Treasury Secretary Janet Yellen told senators on Tuesday that the United States should return to full employment next year despite headwinds from the Delta variant and urged states and localities to speed up disbursement of emergency rental aid to families in need.
Yellen made the remarks before a Senate committee on Sept. 28, in which she called the economic recovery from the pandemic “fragile but rapid.”
“While our economy continues to expand and recapture a substantial share of the jobs lost during 2020, significant challenges from the Delta variant continue to suppress the speed of the recovery and present substantial barriers to a vibrant economy,” she said.
“Still, I remain optimistic about the medium-term trajectory of our economy, and I expect we will return to full employment next year,” Yellen added.

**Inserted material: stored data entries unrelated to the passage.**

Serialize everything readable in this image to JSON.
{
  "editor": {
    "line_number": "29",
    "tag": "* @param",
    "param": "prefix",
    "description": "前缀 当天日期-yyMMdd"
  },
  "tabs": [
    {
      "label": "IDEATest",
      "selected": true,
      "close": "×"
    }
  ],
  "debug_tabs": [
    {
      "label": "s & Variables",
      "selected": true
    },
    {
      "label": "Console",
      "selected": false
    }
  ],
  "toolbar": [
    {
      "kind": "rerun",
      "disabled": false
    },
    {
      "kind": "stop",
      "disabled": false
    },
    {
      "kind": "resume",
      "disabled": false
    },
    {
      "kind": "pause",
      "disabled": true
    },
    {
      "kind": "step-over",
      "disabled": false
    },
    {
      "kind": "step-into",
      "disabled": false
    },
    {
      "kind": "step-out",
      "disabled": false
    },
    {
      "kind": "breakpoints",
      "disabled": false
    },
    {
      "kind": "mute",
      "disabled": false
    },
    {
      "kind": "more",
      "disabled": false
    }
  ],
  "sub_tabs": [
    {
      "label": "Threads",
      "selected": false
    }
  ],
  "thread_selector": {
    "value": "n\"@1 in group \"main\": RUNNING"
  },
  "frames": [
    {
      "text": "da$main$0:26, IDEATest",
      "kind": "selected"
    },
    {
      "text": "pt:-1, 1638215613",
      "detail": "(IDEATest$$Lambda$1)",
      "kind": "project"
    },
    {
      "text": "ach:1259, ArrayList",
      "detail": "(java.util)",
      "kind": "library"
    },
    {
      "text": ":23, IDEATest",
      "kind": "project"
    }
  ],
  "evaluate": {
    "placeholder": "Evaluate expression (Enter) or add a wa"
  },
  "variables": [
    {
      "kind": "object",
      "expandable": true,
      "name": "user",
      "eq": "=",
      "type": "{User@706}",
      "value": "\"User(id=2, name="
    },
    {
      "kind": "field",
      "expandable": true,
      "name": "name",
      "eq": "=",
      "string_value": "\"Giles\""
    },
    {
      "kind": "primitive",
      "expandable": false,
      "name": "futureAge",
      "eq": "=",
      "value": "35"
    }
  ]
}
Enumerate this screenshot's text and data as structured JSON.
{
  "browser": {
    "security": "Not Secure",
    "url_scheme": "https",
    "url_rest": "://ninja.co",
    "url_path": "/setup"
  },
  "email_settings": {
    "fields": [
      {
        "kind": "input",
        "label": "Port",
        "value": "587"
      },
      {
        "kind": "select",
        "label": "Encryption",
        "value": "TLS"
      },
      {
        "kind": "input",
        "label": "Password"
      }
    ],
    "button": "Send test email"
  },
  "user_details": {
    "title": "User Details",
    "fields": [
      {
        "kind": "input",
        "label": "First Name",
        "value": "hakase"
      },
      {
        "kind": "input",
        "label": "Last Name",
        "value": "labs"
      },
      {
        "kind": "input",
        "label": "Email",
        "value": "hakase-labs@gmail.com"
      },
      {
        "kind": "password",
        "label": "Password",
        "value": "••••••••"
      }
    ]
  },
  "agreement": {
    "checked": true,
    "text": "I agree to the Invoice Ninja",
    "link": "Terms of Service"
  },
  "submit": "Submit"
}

Yellen, who was testifying about COVID-19 relief aid efforts, said that the emergency rental aid program was scaling up quickly to prevent evictions, with 1.4 million payments made to renters and landlords to date.
Yellen, in her testimony, complained that “too much of the money remains bottlenecked at the state and local levels,” while urging such jurisdictions to do more to get the money out quickly to those in need.
“Our Treasury team has worked to eliminate every piece of red tape possible in order to ensure more payments can get to renters and landlords, but states and localities must also work to remove barriers that can speed up distribution of rental assistance funds,” she said.
The Biden administration faces a narrowing window to distribute rental aid, as unused funds will soon be subject to reallocation to more productive programs.
Of the total $46.5 billion that Congress had appropriated under the two emergency rental assistance programs, around $7.7 billion, or less than 17 percent, had been spent as of Aug. 31.